Monday, December 1, 2008

Takes a Village

As I continue to explore the blogging world for my final paper the phrase it takes a village to raise a child is constantly coming up in my mind. This community is so devoted to each other and they continue to help each other out, with prayers, encouraging thoughts and monetary donations. It truly seems like this group of people have found each other in a desperate need for more parenting support. Where their needs are not met in the real world they turn to the virtual and instantly have a great deal more people to ask for help or vent at. Seems pretty good.
Except, when you use a village to raise a child you have to trust the villagers. Each and every person that you take advice from or ask to help watch you're kid you have to trust. Especially on the internet this can be tough to do. People are cruel and they judge as much as they help. The blogs I looked at censored negative comments and warned in the blog posts themselves to be nice. There was a need to claim that mean comments were not helpful, but the internet is a big scary anonymous place and people are going to be harsh. This harshness seems to spiral into guilt on the part of the parents and I'm not sold on the fact that that's so helpful.
I think that its pretty incredible how many people are willing to share their entire life with others through books and blogs.
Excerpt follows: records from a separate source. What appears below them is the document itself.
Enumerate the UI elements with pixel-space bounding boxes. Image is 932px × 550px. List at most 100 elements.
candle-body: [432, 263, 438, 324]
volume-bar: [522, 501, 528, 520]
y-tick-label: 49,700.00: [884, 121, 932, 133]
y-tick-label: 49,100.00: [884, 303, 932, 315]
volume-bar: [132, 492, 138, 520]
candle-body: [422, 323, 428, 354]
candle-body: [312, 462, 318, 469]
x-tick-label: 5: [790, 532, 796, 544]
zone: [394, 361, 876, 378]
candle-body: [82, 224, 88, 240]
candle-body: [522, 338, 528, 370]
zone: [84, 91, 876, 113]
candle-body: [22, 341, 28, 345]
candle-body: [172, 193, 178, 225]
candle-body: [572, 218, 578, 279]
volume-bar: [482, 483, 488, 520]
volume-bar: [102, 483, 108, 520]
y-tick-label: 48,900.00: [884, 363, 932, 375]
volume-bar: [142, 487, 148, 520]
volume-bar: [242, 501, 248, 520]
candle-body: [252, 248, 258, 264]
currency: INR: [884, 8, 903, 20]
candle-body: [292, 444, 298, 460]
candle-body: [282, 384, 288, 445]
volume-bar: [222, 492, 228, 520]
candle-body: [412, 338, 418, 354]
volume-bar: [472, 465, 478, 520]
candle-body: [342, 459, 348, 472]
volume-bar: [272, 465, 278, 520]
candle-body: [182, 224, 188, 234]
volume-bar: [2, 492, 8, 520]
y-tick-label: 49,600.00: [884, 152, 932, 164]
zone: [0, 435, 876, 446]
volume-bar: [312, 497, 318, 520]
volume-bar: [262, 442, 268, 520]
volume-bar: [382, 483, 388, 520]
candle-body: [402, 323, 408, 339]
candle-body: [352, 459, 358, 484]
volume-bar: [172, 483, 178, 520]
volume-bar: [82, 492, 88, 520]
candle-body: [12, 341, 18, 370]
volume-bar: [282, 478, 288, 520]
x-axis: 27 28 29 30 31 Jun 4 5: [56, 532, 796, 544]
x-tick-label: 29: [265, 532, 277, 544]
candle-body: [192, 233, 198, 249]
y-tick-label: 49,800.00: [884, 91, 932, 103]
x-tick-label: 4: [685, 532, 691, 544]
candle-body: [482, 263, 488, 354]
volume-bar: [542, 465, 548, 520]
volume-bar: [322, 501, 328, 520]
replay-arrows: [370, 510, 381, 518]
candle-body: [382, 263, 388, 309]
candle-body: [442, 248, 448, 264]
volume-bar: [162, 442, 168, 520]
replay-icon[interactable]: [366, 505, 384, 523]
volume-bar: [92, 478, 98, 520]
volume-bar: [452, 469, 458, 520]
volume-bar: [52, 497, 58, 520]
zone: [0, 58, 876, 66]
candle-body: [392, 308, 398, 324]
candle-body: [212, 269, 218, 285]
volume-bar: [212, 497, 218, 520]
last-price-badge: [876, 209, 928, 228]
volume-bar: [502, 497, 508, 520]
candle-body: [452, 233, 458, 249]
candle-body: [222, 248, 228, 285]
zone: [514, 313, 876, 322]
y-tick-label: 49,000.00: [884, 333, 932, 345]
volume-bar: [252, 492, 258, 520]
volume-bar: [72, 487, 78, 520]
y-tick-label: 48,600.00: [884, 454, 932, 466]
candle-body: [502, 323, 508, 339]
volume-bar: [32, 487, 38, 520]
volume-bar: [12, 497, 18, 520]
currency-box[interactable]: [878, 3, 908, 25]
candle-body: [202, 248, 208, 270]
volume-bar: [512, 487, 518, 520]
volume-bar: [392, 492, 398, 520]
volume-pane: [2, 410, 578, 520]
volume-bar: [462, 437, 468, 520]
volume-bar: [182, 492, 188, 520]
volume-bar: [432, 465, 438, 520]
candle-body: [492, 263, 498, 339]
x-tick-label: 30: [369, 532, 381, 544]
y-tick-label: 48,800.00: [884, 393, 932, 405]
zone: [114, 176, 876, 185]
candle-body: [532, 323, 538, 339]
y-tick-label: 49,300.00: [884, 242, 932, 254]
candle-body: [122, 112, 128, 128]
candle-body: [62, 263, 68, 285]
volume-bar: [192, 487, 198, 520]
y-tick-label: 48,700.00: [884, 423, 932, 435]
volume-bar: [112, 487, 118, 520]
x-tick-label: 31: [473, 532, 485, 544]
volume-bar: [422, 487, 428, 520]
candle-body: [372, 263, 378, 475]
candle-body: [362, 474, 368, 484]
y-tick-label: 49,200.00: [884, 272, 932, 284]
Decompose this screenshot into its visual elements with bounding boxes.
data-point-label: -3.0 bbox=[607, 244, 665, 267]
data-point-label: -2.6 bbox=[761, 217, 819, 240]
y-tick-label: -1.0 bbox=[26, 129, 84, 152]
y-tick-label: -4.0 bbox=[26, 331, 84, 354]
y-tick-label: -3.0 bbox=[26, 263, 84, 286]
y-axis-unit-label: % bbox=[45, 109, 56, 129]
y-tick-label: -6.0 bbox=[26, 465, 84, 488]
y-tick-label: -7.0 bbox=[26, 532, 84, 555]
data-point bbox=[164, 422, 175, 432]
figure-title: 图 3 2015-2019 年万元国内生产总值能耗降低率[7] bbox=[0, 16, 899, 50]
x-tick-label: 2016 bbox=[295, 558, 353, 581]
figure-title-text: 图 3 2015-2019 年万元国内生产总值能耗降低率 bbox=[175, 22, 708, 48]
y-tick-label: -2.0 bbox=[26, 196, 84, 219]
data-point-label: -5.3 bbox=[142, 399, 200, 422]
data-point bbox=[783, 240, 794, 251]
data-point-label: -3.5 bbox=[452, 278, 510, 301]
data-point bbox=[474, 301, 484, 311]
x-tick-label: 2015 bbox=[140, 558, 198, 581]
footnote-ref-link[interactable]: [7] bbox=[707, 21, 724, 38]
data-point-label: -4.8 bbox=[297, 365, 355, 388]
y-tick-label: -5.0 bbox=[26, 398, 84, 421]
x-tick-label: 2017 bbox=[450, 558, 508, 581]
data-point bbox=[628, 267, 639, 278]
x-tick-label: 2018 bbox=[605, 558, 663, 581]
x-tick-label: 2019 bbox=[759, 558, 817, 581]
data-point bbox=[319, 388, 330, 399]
With this new place to share comes vulnerability and all parents open themselves up for that in their circle of friends and family, but the writers we've looked at open up to their entire audience of strangers or the entire blogging community. A couple of the author's we've read have given disclaimers in their writing about what they are willing to share (Alternadad doesn't offer drug talk advice for example). Yet there is still so much personal information offered out to the world as Bernstein said in order to reach other people. This puts parents in a vulnerable position and they will most certainly run into cruel villagers.
So the question for me is, is it still worth it to have a big vast village of readers. It seems clear that a close knit village is important, but a virtual anonymous one or a vast book audience one seems dangerous and to hold to little privacy. Does this mean that this genre will die out? It looks like that's not going to happen any time soon.